La vie artistique à Bali

Encyclopédie Bali Authentique

L’effervescence des activités artistiques, ainsi que le sens de l’esthétisme affûté de la population, peut sans doute s’expliquer par un besoin pressant de s’exprimer, propre à nombres de sociétés. A Bali, il est un autre fait à ne pas négliger : la part importante occupée dans la vie quotidienne par les loisirs, grâce à la coopération qui sous tend l’organisation agricole. De plus, l’élément capital pour permettre le développement d’une culture populaire forte est le refus de centraliser le savoir artistique au sein d’une classe spécifique d’intellectuels.

Dans tous les écrits fondateurs de l’éducation balinaise, comme le Niti Sastra, il est clair qu’un homme ignorant les traditions écrites est comparable à un muet, car il se devra de garder le silence lorsque les autres parleront. L’éducation des Princes, quant à elle, fait systématiquement la part belle à la mythologie, l’histoire et la poésie. Un membre de la noblesse se doit d’apprendre la peinture, la sculpture sur bois, la musique et même l’art de la fabrication des gongs et autres instruments. Il doit être capable de danser et de chanter en Kawi, la langue littéraire classique.

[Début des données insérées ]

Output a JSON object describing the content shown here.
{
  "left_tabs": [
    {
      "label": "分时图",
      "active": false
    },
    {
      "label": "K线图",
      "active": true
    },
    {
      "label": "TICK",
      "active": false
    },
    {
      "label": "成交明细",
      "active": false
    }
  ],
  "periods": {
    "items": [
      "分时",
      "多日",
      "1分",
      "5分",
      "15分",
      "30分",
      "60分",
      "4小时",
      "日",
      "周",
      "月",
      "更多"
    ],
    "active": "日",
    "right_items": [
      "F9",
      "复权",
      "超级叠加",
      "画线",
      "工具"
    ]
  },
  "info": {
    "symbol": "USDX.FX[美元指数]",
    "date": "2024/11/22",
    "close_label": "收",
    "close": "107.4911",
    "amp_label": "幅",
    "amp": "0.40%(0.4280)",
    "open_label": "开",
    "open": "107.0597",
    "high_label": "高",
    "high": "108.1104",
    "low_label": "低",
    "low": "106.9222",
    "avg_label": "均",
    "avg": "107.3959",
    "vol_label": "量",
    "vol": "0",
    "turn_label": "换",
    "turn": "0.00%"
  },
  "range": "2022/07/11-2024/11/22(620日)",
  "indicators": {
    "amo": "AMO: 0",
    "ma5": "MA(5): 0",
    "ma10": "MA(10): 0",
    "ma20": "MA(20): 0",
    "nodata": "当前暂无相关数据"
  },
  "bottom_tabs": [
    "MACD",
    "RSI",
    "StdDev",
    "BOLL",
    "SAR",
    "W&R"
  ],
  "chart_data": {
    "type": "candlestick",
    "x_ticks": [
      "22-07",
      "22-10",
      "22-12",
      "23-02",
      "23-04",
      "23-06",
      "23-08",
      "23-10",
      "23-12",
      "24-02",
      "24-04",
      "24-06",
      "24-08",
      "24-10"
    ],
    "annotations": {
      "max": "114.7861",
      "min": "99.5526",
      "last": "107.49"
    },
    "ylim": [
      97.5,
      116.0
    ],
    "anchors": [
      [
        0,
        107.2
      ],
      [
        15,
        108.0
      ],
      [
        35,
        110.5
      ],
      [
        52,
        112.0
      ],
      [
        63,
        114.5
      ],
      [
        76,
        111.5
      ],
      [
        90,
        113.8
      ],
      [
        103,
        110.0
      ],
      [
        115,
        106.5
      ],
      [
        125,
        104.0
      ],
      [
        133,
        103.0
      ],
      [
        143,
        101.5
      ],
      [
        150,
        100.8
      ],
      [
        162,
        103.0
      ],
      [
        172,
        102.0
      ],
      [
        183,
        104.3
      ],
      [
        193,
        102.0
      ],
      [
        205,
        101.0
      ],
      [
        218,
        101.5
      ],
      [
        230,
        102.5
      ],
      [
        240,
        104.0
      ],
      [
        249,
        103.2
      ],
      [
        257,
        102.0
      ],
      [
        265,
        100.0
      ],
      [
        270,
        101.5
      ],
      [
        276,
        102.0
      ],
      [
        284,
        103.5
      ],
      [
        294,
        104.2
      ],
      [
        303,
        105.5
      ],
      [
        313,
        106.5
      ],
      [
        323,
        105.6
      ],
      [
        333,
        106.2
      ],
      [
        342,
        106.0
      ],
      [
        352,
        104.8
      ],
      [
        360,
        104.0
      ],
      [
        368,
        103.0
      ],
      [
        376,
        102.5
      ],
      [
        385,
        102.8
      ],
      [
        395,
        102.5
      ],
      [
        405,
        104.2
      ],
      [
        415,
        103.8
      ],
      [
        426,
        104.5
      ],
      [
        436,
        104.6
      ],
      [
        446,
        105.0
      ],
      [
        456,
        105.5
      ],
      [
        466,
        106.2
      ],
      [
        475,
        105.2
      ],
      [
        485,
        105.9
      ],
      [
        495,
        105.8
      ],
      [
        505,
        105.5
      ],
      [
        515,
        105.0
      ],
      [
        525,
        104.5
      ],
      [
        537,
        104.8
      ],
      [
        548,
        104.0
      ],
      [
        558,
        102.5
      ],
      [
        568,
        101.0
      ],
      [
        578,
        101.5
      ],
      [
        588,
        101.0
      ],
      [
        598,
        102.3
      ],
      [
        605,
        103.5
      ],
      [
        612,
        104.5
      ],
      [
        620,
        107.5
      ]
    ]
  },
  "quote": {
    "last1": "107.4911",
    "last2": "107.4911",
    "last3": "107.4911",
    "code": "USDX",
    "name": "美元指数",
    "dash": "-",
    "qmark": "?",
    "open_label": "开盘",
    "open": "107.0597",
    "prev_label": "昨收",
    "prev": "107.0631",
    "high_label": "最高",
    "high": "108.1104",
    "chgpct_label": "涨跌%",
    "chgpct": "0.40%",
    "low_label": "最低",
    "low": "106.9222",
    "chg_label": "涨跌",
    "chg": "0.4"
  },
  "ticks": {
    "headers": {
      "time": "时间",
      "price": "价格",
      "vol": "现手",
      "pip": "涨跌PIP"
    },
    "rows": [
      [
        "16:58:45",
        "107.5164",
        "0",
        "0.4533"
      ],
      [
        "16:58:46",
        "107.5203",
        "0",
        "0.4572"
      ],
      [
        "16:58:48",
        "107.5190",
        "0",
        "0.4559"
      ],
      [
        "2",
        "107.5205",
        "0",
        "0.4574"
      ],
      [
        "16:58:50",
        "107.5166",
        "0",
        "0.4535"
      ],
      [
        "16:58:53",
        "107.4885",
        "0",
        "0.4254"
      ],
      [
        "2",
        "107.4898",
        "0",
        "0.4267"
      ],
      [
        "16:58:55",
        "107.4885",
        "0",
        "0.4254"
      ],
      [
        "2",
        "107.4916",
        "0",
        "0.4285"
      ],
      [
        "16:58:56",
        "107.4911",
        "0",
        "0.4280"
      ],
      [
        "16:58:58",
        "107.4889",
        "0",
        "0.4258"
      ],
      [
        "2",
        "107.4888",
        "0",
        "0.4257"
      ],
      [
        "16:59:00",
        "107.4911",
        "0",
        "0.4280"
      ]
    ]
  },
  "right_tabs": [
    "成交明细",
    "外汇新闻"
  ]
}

Si il existe des princes qui ne possèdent pas bon nombre de ses aptitudes, ils apporteront alors leur soutien aux artistes, acteurs et musiciens, se muant souvent en mécènes. Les gens du peuple voient en leurs princes des modèles de conduite que l’on peut imiter, et apprennent leurs poésies et leurs danses, reproduisent leurs peintures et leurs sculptures. De ce fait, la création artistique n’est pas l’apanage de l’aristocratie. Un homme du commun peut être un artiste talentueux au même titre qu’un noble éduqué, tout en restant agriculteur ou vendeur.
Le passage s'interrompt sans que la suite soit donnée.